We also recommend that the Home Office attach a minimum salary threshold to the CW visa. Such a threshold should ensure that there is no economic advantage in using the CW visa to pay lower salaries than under the SW route for the same job, in turn minimising the risk of exploitation and the undercutting of resident workers.”
So far so good. However, that report was not written in contemplation of the Government’s decision to raise the minimum salary for a Skilled Worker visa to just below £38,700. We doubt the MAC will be happy with relying on conclusions it had come to in the context of a system which is now going to be fundamentally changed.
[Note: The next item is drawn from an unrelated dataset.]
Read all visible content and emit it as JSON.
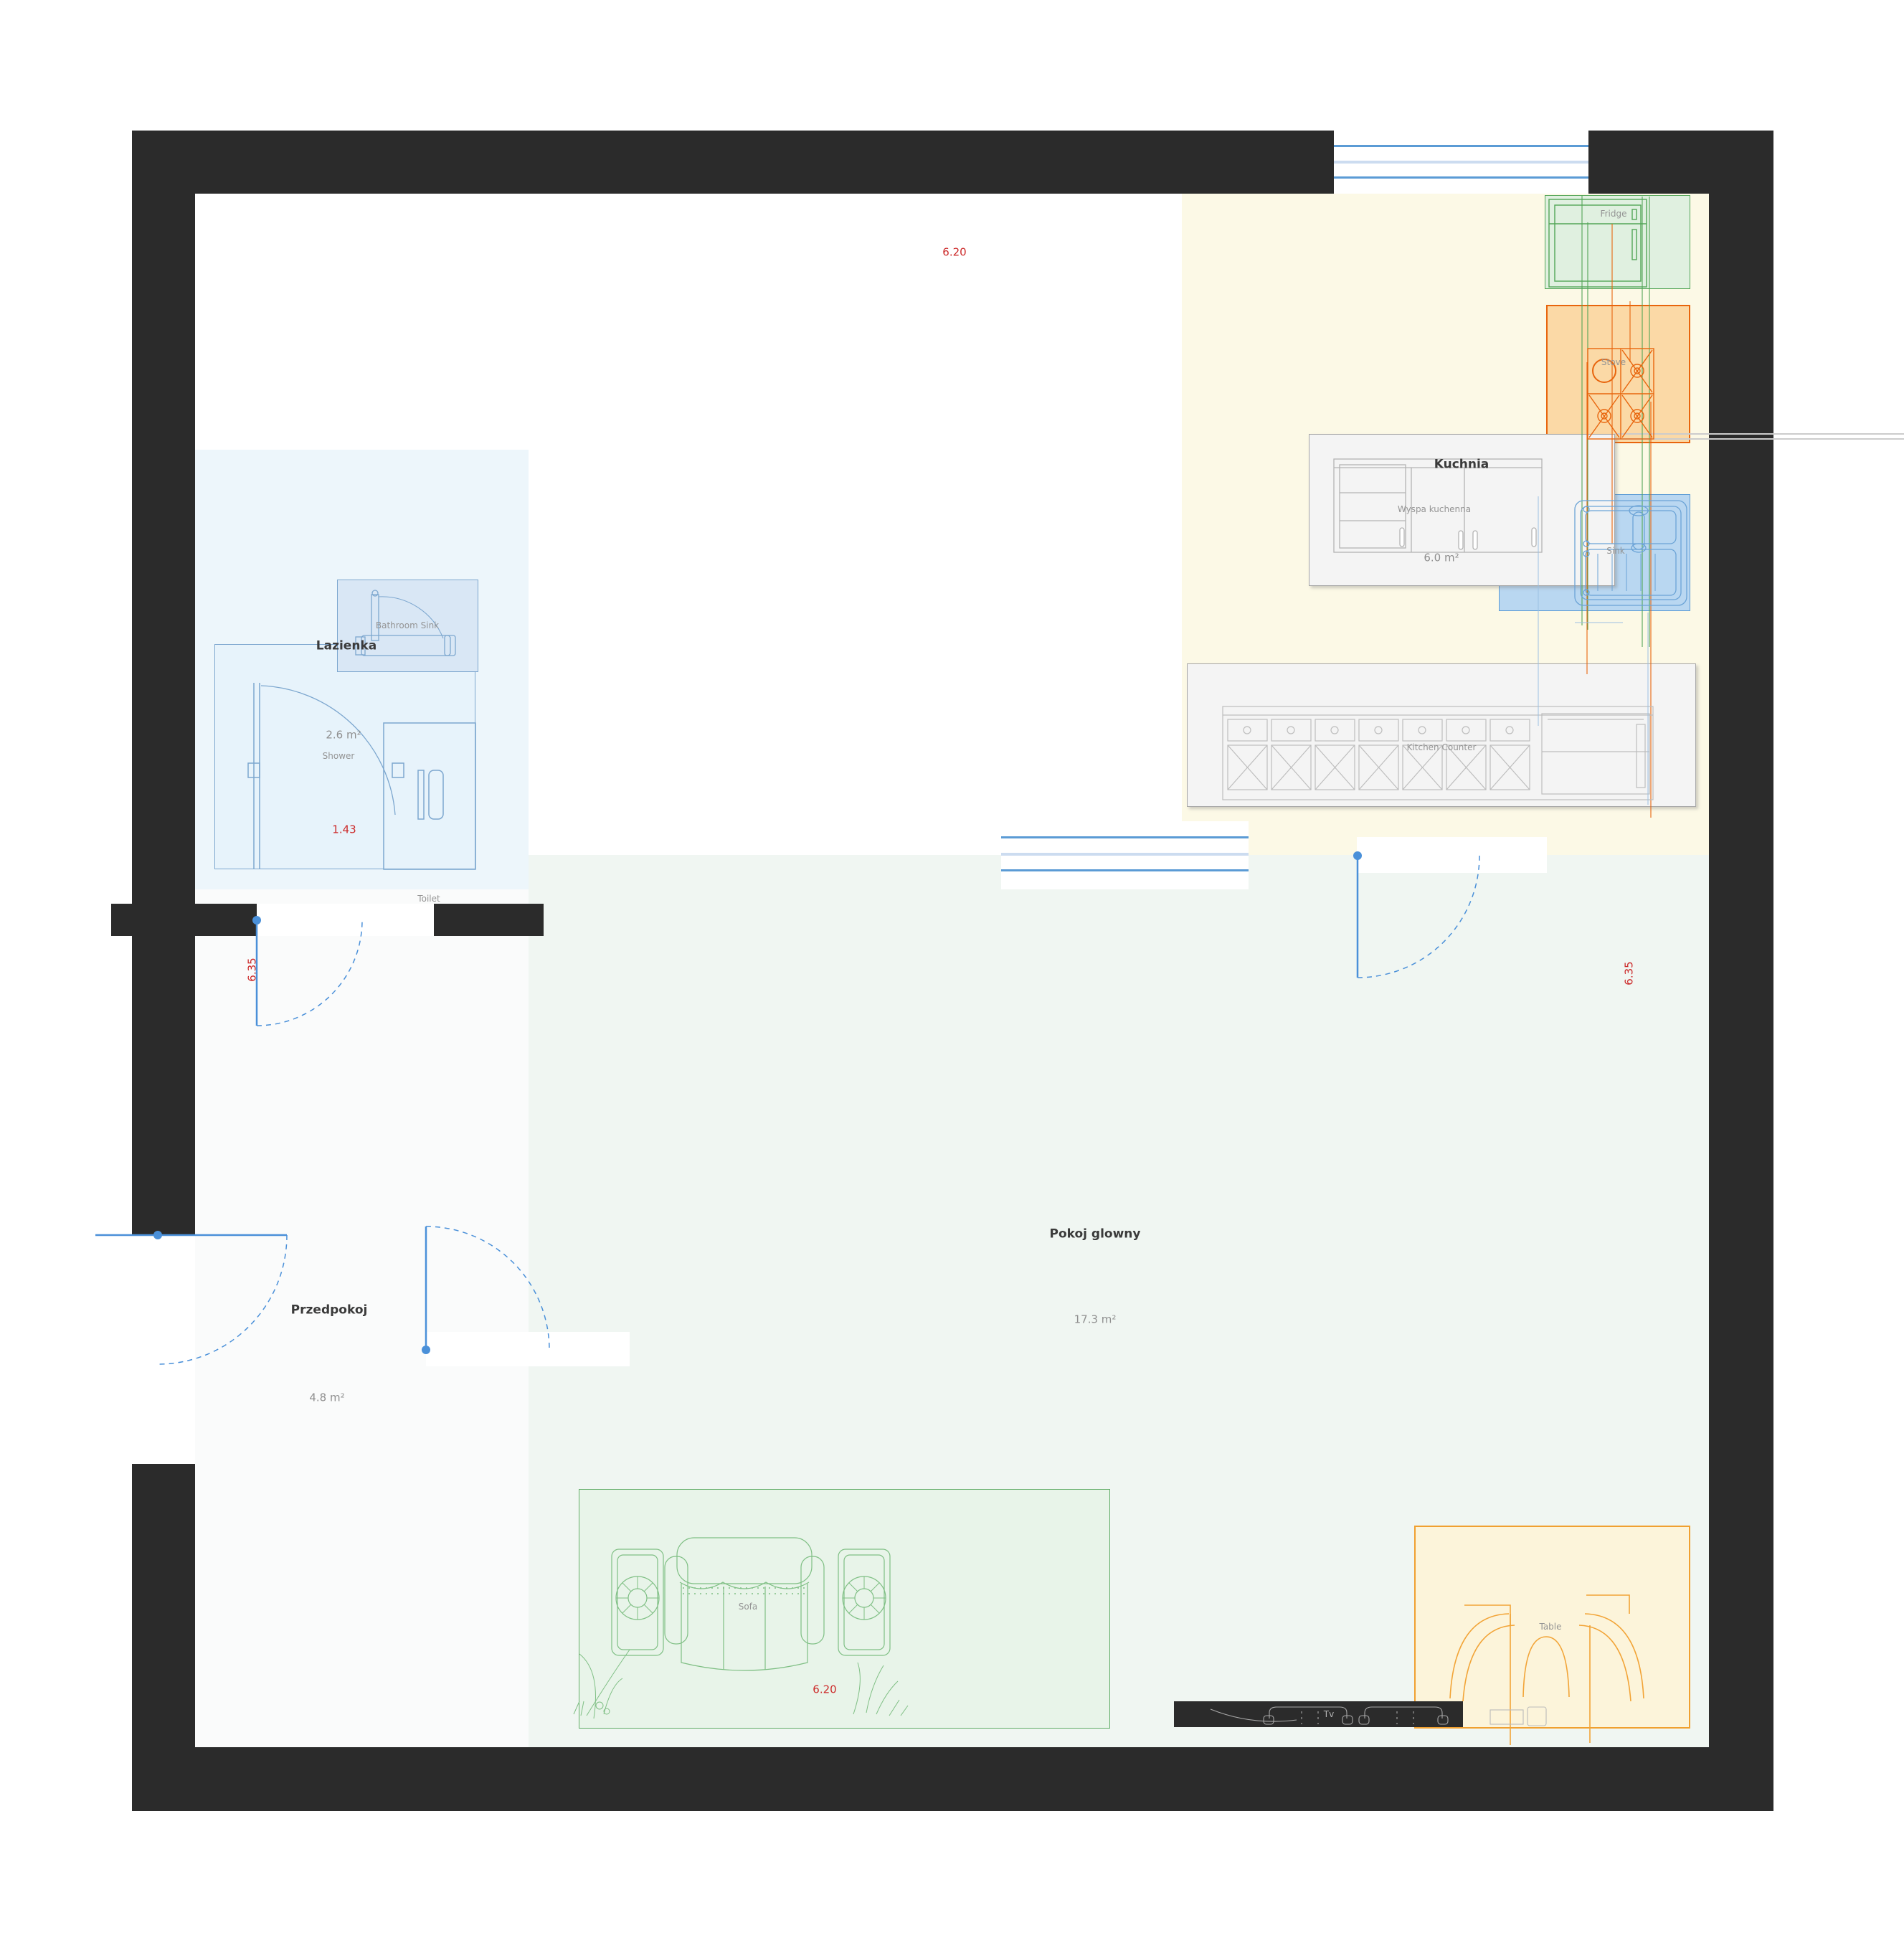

The removal of the codes of practice would simplify things. Creative workers for Film and TV are generally paid more than the proposed new minimum and most sponsored workers in that sector, in our experience, benefit from an exception under the codes of practice. However, the same might not be said for other creative sectors. It’s an example of how public money is wasted by consultative bodies spending time and resource to carefully come to conclusions on a particular system before large parts are rendered moot by fundamental changes announced with no foreshadowing or consultation.
Summary
In summary, there is a lot of uncertainty. The constant flux in immigration law and policy is disconcerting, even for professional advisors. The last few years with Brexit, Covid and digitalisation have resulted in head spinning levels of complexity. Good advice can only go so far when the future is so unpredictable. Yet there are certain core fundamentals regarding how immigration law and policy works, and having a good grasp of those fundamentals is the best way of reducing anxiety. We think the mantra must be; “watch this space”, the devil will undoubtedly be in the detail.